Article publié en juin 2013 sur Hypnoblog, le blog d'un hypnothérapeute
On prend la mesure de la popularité de quelqu'un, dit-on, à l'affluence lors de son enterrement.
Ce fut le cas, hier après-midi...
Une femme, Agnès, à peine la cinquantaine, est morte d'un cancer il y a quelques jours. Elle se battait avec un extrême courage depuis des années, dans une alternance constante d'espoir et de récidive.
Sur le parvis du cimetière, un peu avant l'heure annoncée, nous sommes quelques uns de connaissances ou d'amis, à nous dire bonjour.

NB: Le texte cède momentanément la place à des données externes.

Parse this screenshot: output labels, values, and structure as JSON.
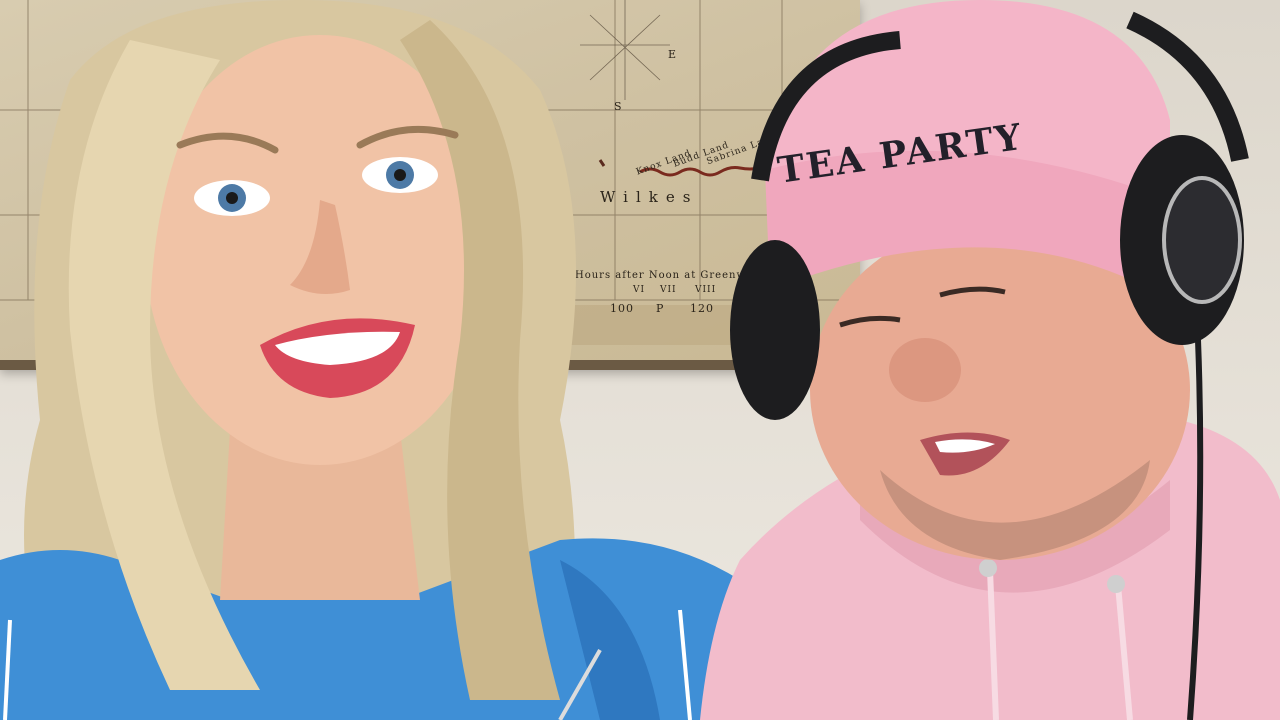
{
  "scene": {
    "description_elements": [
      "woman-portrait",
      "man-portrait",
      "antique-map"
    ]
  },
  "map": {
    "labels": [
      "Wilkes",
      "Hours after Noon at Greenwich",
      "100",
      "P",
      "120",
      "VI",
      "VII",
      "VIII",
      "E",
      "S",
      "Knox Land",
      "Budd Land",
      "Sabrina Land"
    ]
  },
  "man": {
    "beanie_text": "TEA PARTY"
  },
  "colors": {
    "woman_hoodie": "#3f8fd6",
    "man_hoodie": "#f2bccb",
    "beanie": "#f4b5c8",
    "headphones": "#1d1d1f",
    "lips": "#d8495a"
  }
}
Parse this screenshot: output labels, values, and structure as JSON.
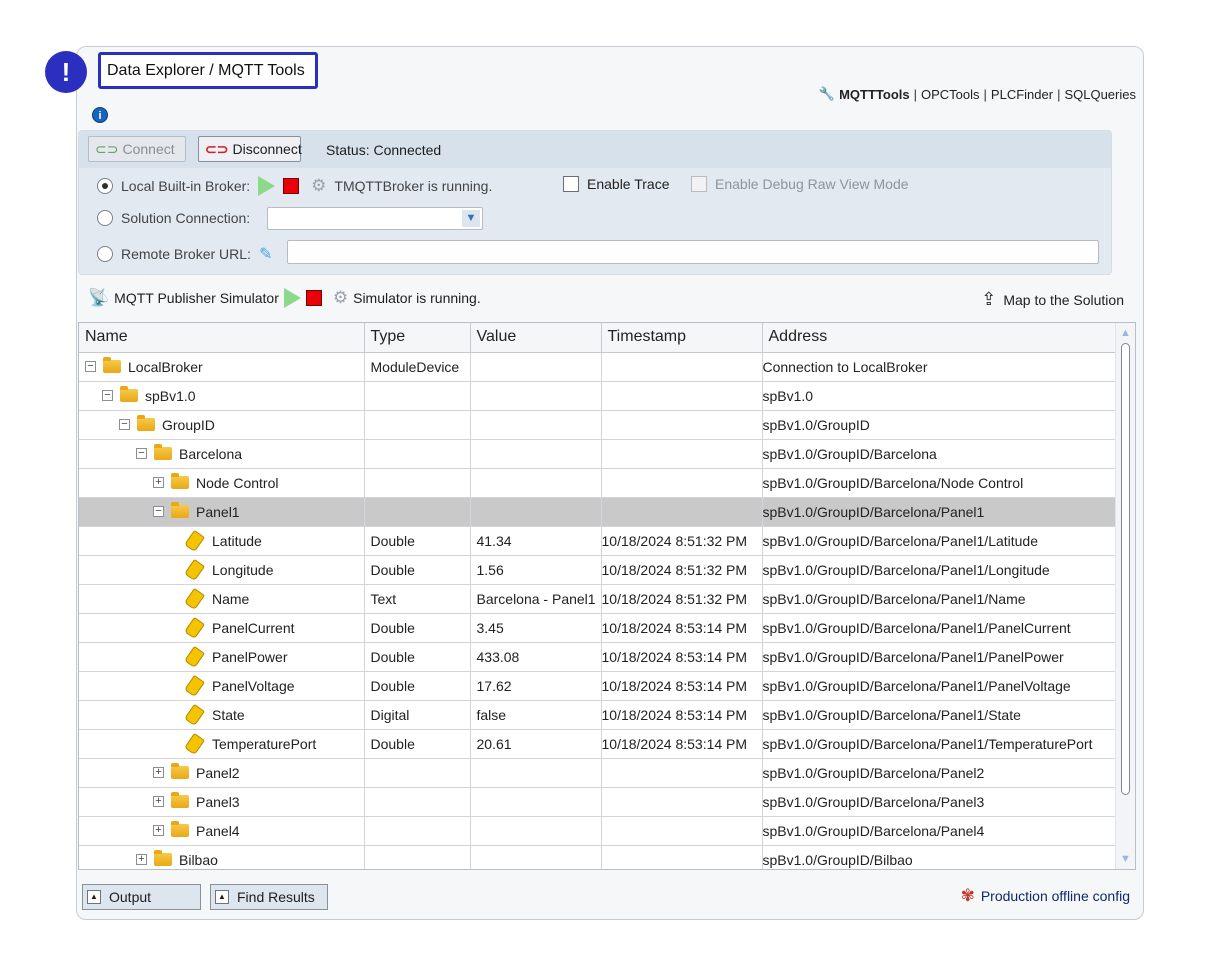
{
  "title": "Data Explorer / MQTT Tools",
  "callout_mark": "!",
  "top_links": {
    "active": "MQTTTools",
    "items": [
      "OPCTools",
      "PLCFinder",
      "SQLQueries"
    ],
    "separator": "|"
  },
  "info_icon": "i",
  "toolbar": {
    "connect_label": "Connect",
    "disconnect_label": "Disconnect",
    "status": "Status: Connected"
  },
  "broker": {
    "local_label": "Local Built-in Broker:",
    "local_status": "TMQTTBroker is running.",
    "enable_trace": "Enable Trace",
    "enable_debug": "Enable Debug Raw View Mode",
    "solution_label": "Solution Connection:",
    "solution_value": "",
    "remote_label": "Remote Broker URL:",
    "remote_value": ""
  },
  "simulator": {
    "label": "MQTT Publisher Simulator",
    "status": "Simulator is running.",
    "map_label": "Map to the Solution"
  },
  "grid": {
    "columns": [
      "Name",
      "Type",
      "Value",
      "Timestamp",
      "Address"
    ],
    "rows": [
      {
        "name": "LocalBroker",
        "type": "ModuleDevice",
        "value": "",
        "timestamp": "",
        "address": "Connection to LocalBroker"
      },
      {
        "name": "spBv1.0",
        "type": "",
        "value": "",
        "timestamp": "",
        "address": "spBv1.0"
      },
      {
        "name": "GroupID",
        "type": "",
        "value": "",
        "timestamp": "",
        "address": "spBv1.0/GroupID"
      },
      {
        "name": "Barcelona",
        "type": "",
        "value": "",
        "timestamp": "",
        "address": "spBv1.0/GroupID/Barcelona"
      },
      {
        "name": "Node Control",
        "type": "",
        "value": "",
        "timestamp": "",
        "address": "spBv1.0/GroupID/Barcelona/Node Control"
      },
      {
        "name": "Panel1",
        "type": "",
        "value": "",
        "timestamp": "",
        "address": "spBv1.0/GroupID/Barcelona/Panel1"
      },
      {
        "name": "Latitude",
        "type": "Double",
        "value": "41.34",
        "timestamp": "10/18/2024 8:51:32 PM",
        "address": "spBv1.0/GroupID/Barcelona/Panel1/Latitude"
      },
      {
        "name": "Longitude",
        "type": "Double",
        "value": "1.56",
        "timestamp": "10/18/2024 8:51:32 PM",
        "address": "spBv1.0/GroupID/Barcelona/Panel1/Longitude"
      },
      {
        "name": "Name",
        "type": "Text",
        "value": "Barcelona - Panel1",
        "timestamp": "10/18/2024 8:51:32 PM",
        "address": "spBv1.0/GroupID/Barcelona/Panel1/Name"
      },
      {
        "name": "PanelCurrent",
        "type": "Double",
        "value": "3.45",
        "timestamp": "10/18/2024 8:53:14 PM",
        "address": "spBv1.0/GroupID/Barcelona/Panel1/PanelCurrent"
      },
      {
        "name": "PanelPower",
        "type": "Double",
        "value": "433.08",
        "timestamp": "10/18/2024 8:53:14 PM",
        "address": "spBv1.0/GroupID/Barcelona/Panel1/PanelPower"
      },
      {
        "name": "PanelVoltage",
        "type": "Double",
        "value": "17.62",
        "timestamp": "10/18/2024 8:53:14 PM",
        "address": "spBv1.0/GroupID/Barcelona/Panel1/PanelVoltage"
      },
      {
        "name": "State",
        "type": "Digital",
        "value": "false",
        "timestamp": "10/18/2024 8:53:14 PM",
        "address": "spBv1.0/GroupID/Barcelona/Panel1/State"
      },
      {
        "name": "TemperaturePort",
        "type": "Double",
        "value": "20.61",
        "timestamp": "10/18/2024 8:53:14 PM",
        "address": "spBv1.0/GroupID/Barcelona/Panel1/TemperaturePort"
      },
      {
        "name": "Panel2",
        "type": "",
        "value": "",
        "timestamp": "",
        "address": "spBv1.0/GroupID/Barcelona/Panel2"
      },
      {
        "name": "Panel3",
        "type": "",
        "value": "",
        "timestamp": "",
        "address": "spBv1.0/GroupID/Barcelona/Panel3"
      },
      {
        "name": "Panel4",
        "type": "",
        "value": "",
        "timestamp": "",
        "address": "spBv1.0/GroupID/Barcelona/Panel4"
      },
      {
        "name": "Bilbao",
        "type": "",
        "value": "",
        "timestamp": "",
        "address": "spBv1.0/GroupID/Bilbao"
      }
    ]
  },
  "bottom": {
    "output_label": "Output",
    "find_label": "Find Results",
    "production_label": "Production offline config"
  },
  "colors": {
    "accent": "#2b2fbf",
    "selected_row": "#c9c9c9",
    "stop_red": "#e8000b",
    "play_green": "#8cd98c"
  }
}
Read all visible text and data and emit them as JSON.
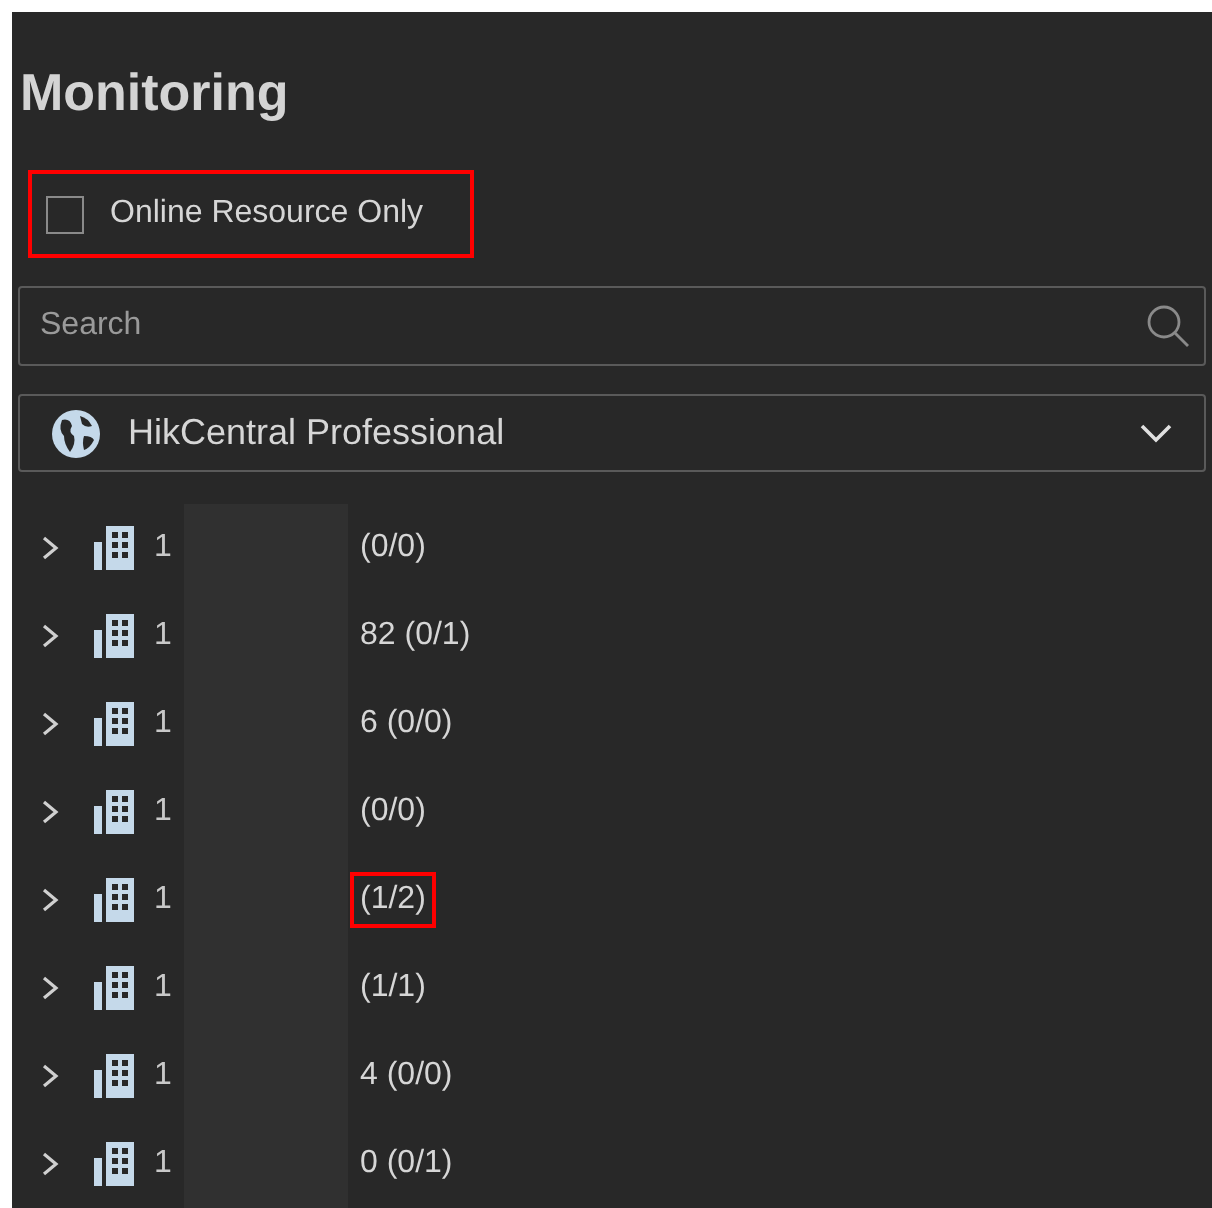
{
  "title": "Monitoring",
  "online_only": {
    "label": "Online Resource Only",
    "checked": false,
    "highlighted": true
  },
  "search": {
    "placeholder": "Search"
  },
  "site_select": {
    "value": "HikCentral Professional"
  },
  "areas": [
    {
      "prefix": "1",
      "suffix": "(0/0)",
      "expanded": false,
      "highlighted": false
    },
    {
      "prefix": "1",
      "suffix": "82 (0/1)",
      "expanded": false,
      "highlighted": false
    },
    {
      "prefix": "1",
      "suffix": "6 (0/0)",
      "expanded": false,
      "highlighted": false
    },
    {
      "prefix": "1",
      "suffix": "(0/0)",
      "expanded": false,
      "highlighted": false
    },
    {
      "prefix": "1",
      "suffix": "(1/2)",
      "expanded": false,
      "highlighted": true
    },
    {
      "prefix": "1",
      "suffix": "(1/1)",
      "expanded": false,
      "highlighted": false
    },
    {
      "prefix": "1",
      "suffix": "4 (0/0)",
      "expanded": false,
      "highlighted": false
    },
    {
      "prefix": "1",
      "suffix": "0 (0/1)",
      "expanded": false,
      "highlighted": false
    }
  ]
}
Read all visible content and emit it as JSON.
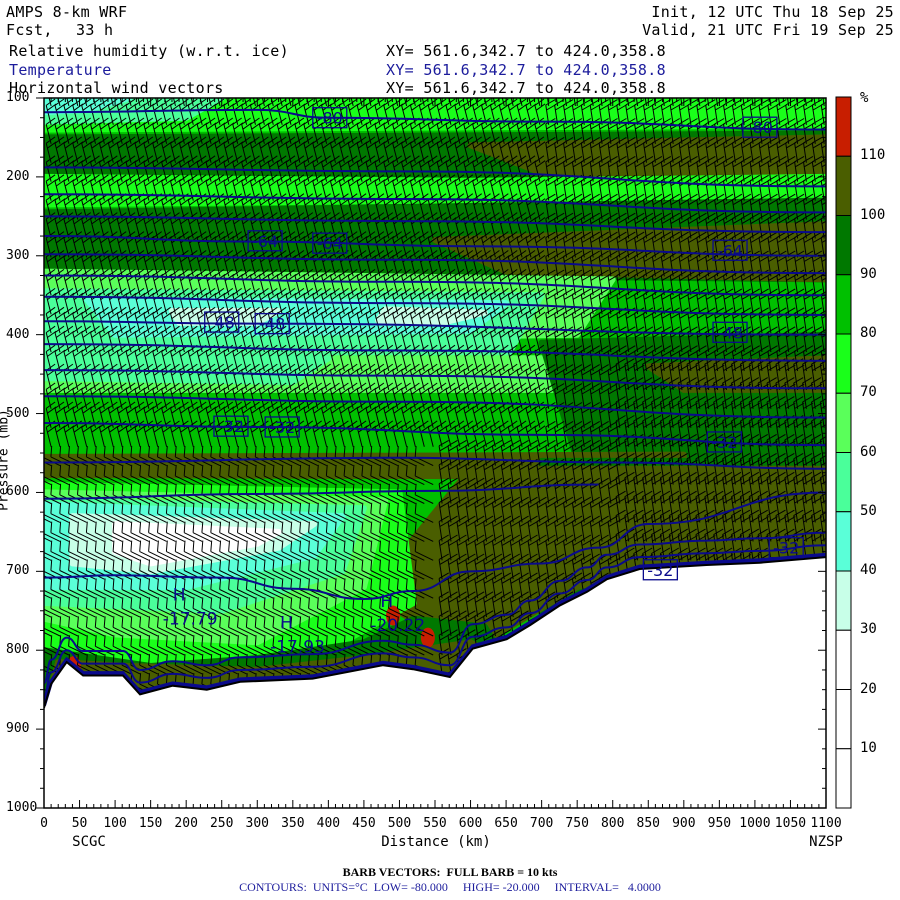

Certains sont surpris de se rencontrer là (Tu la connaissais aussi, toi ?). D'autres se saluent, de quelques mètres, d'un hochement de tête. Avec d'autres encore, les retrouvailles sont discrètes. En quelques mots, on se donne des nouvelles dans des chuchotements, parce qu'on ne s'est pas vus depuis... Il faut qu'on s'appelle, promis... D'autres encore, tout à leur chagrin, le mouchoir à la main ou tamponnant des yeux rougis, ne voient pas, ou peu, ce qu'il se passe autour d'eux et préfèrent rester dans le silence. De loin en loin, nous croisons des visages connus, et mesurons l'avancée inexorable du temps sur les sillons des joues.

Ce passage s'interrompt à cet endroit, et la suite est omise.